I’ve really been enjoying the Ken Burns series Country Music that’s been airing on PBS the past few weeks, and it’s reminded me of several classic country songs that I love. So, over the next week or two, I’ll be writing about a few of my personal favorites, the first of which is “Crazy” by Patsy Cline. The beautiful but heartbreaking song was Cline’s highest-charting single on the Billboard Hot 100, peaking at #9 and reaching #2 on the Country Chart, and has endured as one of the most popular and beloved songs of all time in the 58 years since its release. It was stated in the Country Music series that it’s the most-played jukebox track of all time.
Born Virginia Patterson Hensley in 1932, Cline is considered one of the most important and influential female vocalists of the 20th Century, and one of the first country music artists to successfully crossover onto the pop charts. With her deep, resonant singing voice and ability to convey strong feelings of emotional pain and longing, she could bring even the biggest cynic to their knees. The Washington Star magazine beautifully described the essence of her vocal style: “She creates the moods through movement of her hands and body and by the lilt of her voice, reaching way down deep in her soul to bring forth the melody. Most female country music vocalists stand motionless, singing with a monotonous high-pitched nasal twang. Patsy’s come up with a throaty style loaded with motion and E-motion.”

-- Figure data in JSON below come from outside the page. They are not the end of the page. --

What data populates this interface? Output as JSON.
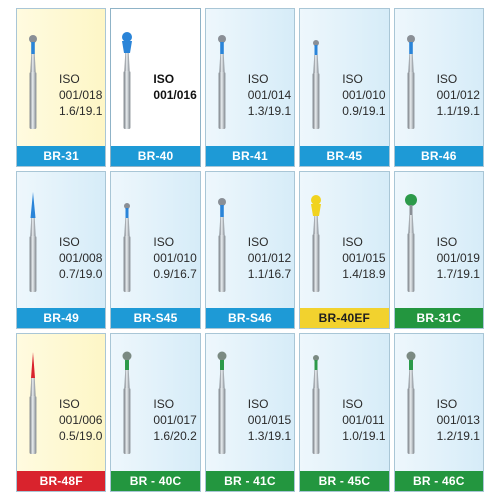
{
  "products": [
    {
      "code": "BR-31",
      "iso": "ISO",
      "size": "001/018",
      "dims": "1.6/19.1",
      "band": "blue",
      "bg": "yellow",
      "head": "#2a84d8",
      "shape": "round",
      "bold": false
    },
    {
      "code": "BR-40",
      "iso": "ISO",
      "size": "001/016",
      "dims": "",
      "band": "blue",
      "bg": "white",
      "head": "#2a84d8",
      "shape": "ring",
      "bold": true
    },
    {
      "code": "BR-41",
      "iso": "ISO",
      "size": "001/014",
      "dims": "1.3/19.1",
      "band": "blue",
      "bg": "blue",
      "head": "#2a84d8",
      "shape": "round",
      "bold": false
    },
    {
      "code": "BR-45",
      "iso": "ISO",
      "size": "001/010",
      "dims": "0.9/19.1",
      "band": "blue",
      "bg": "blue",
      "head": "#2a84d8",
      "shape": "small",
      "bold": false
    },
    {
      "code": "BR-46",
      "iso": "ISO",
      "size": "001/012",
      "dims": "1.1/19.1",
      "band": "blue",
      "bg": "blue",
      "head": "#2a84d8",
      "shape": "round",
      "bold": false
    },
    {
      "code": "BR-49",
      "iso": "ISO",
      "size": "001/008",
      "dims": "0.7/19.0",
      "band": "blue",
      "bg": "blue",
      "head": "#2a84d8",
      "shape": "taper",
      "bold": false
    },
    {
      "code": "BR-S45",
      "iso": "ISO",
      "size": "001/010",
      "dims": "0.9/16.7",
      "band": "blue",
      "bg": "blue",
      "head": "#2a84d8",
      "shape": "small",
      "bold": false
    },
    {
      "code": "BR-S46",
      "iso": "ISO",
      "size": "001/012",
      "dims": "1.1/16.7",
      "band": "blue",
      "bg": "blue",
      "head": "#2a84d8",
      "shape": "round",
      "bold": false
    },
    {
      "code": "BR-40EF",
      "iso": "ISO",
      "size": "001/015",
      "dims": "1.4/18.9",
      "band": "yellow",
      "bg": "blue",
      "head": "#f1d31e",
      "shape": "ring",
      "bold": false
    },
    {
      "code": "BR-31C",
      "iso": "ISO",
      "size": "001/019",
      "dims": "1.7/19.1",
      "band": "green",
      "bg": "blue",
      "head": "#2c9a4a",
      "shape": "ball",
      "bold": false
    },
    {
      "code": "BR-48F",
      "iso": "ISO",
      "size": "001/006",
      "dims": "0.5/19.0",
      "band": "red",
      "bg": "yellow",
      "head": "#d9232d",
      "shape": "needle",
      "bold": false
    },
    {
      "code": "BR - 40C",
      "iso": "ISO",
      "size": "001/017",
      "dims": "1.6/20.2",
      "band": "green",
      "bg": "blue",
      "head": "#2c9a4a",
      "shape": "ballc",
      "bold": false
    },
    {
      "code": "BR - 41C",
      "iso": "ISO",
      "size": "001/015",
      "dims": "1.3/19.1",
      "band": "green",
      "bg": "blue",
      "head": "#2c9a4a",
      "shape": "ballc",
      "bold": false
    },
    {
      "code": "BR - 45C",
      "iso": "ISO",
      "size": "001/011",
      "dims": "1.0/19.1",
      "band": "green",
      "bg": "blue",
      "head": "#2c9a4a",
      "shape": "smallc",
      "bold": false
    },
    {
      "code": "BR - 46C",
      "iso": "ISO",
      "size": "001/013",
      "dims": "1.2/19.1",
      "band": "green",
      "bg": "blue",
      "head": "#2c9a4a",
      "shape": "ballc",
      "bold": false
    }
  ]
}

After a slow start, with a series of singles she recorded for Four Star Records failing to become hits, Cline finally had her first break-out hit “Walkin’ After Midnight” on the Decca Records label in 1957. Then, surprisingly, she didn’t have another chart hit until 1961’s “I Fall to Pieces”. In June of that year, she and her brother were in a near-fatal head-on car crash in which she was thrown through the windshield, suffering a severe cut to her forehead that narrowly missed her eyes and left her with a huge scar. After recovering well enough from the accident, though still in pain, she recorded “Crazy”. And oh man, that pain seems to emanate from her very core when she delivers those poignant lyrics with such conviction that we believe every word.

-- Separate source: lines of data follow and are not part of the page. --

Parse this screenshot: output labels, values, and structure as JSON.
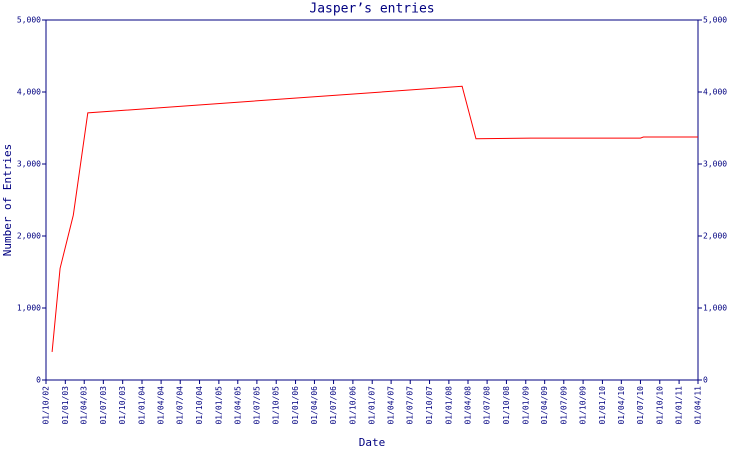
{
  "chart_data": {
    "type": "line",
    "title": "Jasper’s entries",
    "x_label": "Date",
    "y_label": "Number of Entries",
    "xlim": [
      "01/10/02",
      "01/04/11"
    ],
    "xticks": [
      "01/10/02",
      "01/01/03",
      "01/04/03",
      "01/07/03",
      "01/10/03",
      "01/01/04",
      "01/04/04",
      "01/07/04",
      "01/10/04",
      "01/01/05",
      "01/04/05",
      "01/07/05",
      "01/10/05",
      "01/01/06",
      "01/04/06",
      "01/07/06",
      "01/10/06",
      "01/01/07",
      "01/04/07",
      "01/07/07",
      "01/10/07",
      "01/01/08",
      "01/04/08",
      "01/07/08",
      "01/10/08",
      "01/01/09",
      "01/04/09",
      "01/07/09",
      "01/10/09",
      "01/01/10",
      "01/04/10",
      "01/07/10",
      "01/10/10",
      "01/01/11",
      "01/04/11"
    ],
    "ylim": [
      0,
      5000
    ],
    "yticks": [
      0,
      {
        "value": 1000,
        "label": "1,000"
      },
      {
        "value": 2000,
        "label": "2,000"
      },
      {
        "value": 3000,
        "label": "3,000"
      },
      {
        "value": 4000,
        "label": "4,000"
      },
      {
        "value": 5000,
        "label": "5,000"
      }
    ],
    "x": [
      "30/10/02",
      "07/12/02",
      "08/02/03",
      "18/04/03",
      "04/03/08",
      "09/05/08",
      "24/01/09",
      "01/07/10",
      "15/07/10",
      "01/04/11"
    ],
    "series": [
      {
        "color": "#ff0000",
        "values": [
          390,
          1550,
          2290,
          3710,
          4080,
          3350,
          3360,
          3360,
          3375,
          3375
        ]
      }
    ],
    "axis_color": "#000080"
  }
}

Like with many classic songs, “Crazy” has an interesting back story. Cline’s husband Charlie Dick actually first heard the song one night on a jukebox while waiting for her in a bar. It was a recording by Paul Buskirk and His Little Men, featuring Hugh Nelson – now known as Willie Nelson – who wrote the song. Dick thought it would be a perfect song for her, and approached Nelson about them recording his song, to which he agreed. He then pitched it to Cline, who didn’t like it, and didn’t want to record it. She considered herself a country singer, and didn’t particularly like the vulnerable heartbroken sound of songs like “Crazy.” But her record producer Owen Bradley believed those songs were exactly right for her, and ultimately convinced her to record it.

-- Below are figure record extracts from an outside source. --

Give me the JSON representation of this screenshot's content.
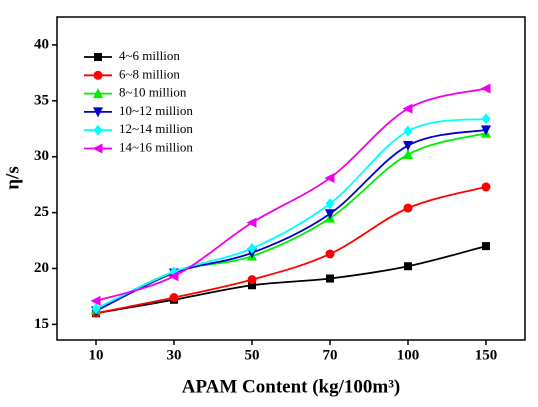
{
  "chart_data": {
    "type": "line",
    "x_label": "APAM Content (kg/100m³)",
    "y_label": "η/s",
    "categories": [
      "10",
      "30",
      "50",
      "70",
      "100",
      "150"
    ],
    "series": [
      {
        "name": "4~6 million",
        "color": "#000000",
        "marker": "square",
        "values": [
          16.0,
          17.2,
          18.5,
          19.1,
          20.2,
          22.0
        ]
      },
      {
        "name": "6~8 million",
        "color": "#ff0000",
        "marker": "circle",
        "values": [
          16.0,
          17.4,
          19.0,
          21.3,
          25.4,
          27.3
        ]
      },
      {
        "name": "8~10 million",
        "color": "#00ee00",
        "marker": "triangle-up",
        "values": [
          16.3,
          19.7,
          21.1,
          24.5,
          30.2,
          32.1
        ]
      },
      {
        "name": "10~12 million",
        "color": "#0000cc",
        "marker": "triangle-down",
        "values": [
          16.2,
          19.6,
          21.4,
          24.9,
          31.0,
          32.4
        ]
      },
      {
        "name": "12~14 million",
        "color": "#00ffff",
        "marker": "diamond",
        "values": [
          16.4,
          19.7,
          21.8,
          25.8,
          32.3,
          33.4
        ]
      },
      {
        "name": "14~16 million",
        "color": "#ee00ee",
        "marker": "triangle-left",
        "values": [
          17.1,
          19.3,
          24.1,
          28.1,
          34.3,
          36.1
        ]
      }
    ],
    "ylim": [
      13.6,
      42.5
    ],
    "yticks": [
      15,
      20,
      25,
      30,
      35,
      40
    ],
    "grid": false
  }
}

Bradley wanted to produce a new and more sophisticated form of country music by adding more instrumentation and background vocals to create a fuller, richer sound. He brought in The Jordanaires, who also sang backup on a lot of Elvis Presley’s songs, and hired young piano player Floyd Cramer, as well as bass guitarist Bob Moore. Cline listened to Buskirk & Nelson’s version of “Crazy” and decided she would perform it differently, removing a spoken section that was featured on the original recording. When the song was set to be recorded on August 17, 1961, Cline first performed some other material, and by the time they got to “Crazy”, she was tired and had difficulty singing the song’s higher notes due to residual rib pain from the car accident. Bradley sent her home to rest while the musicians laid down the instrumentals without her. A week later she returned and recorded her vocal in a single take. As we can all attest, it was perfect, and the rest is history.
Her untimely death less than two years later was a terrible loss, and we can only imagine how many more wonderful songs she could have given the world.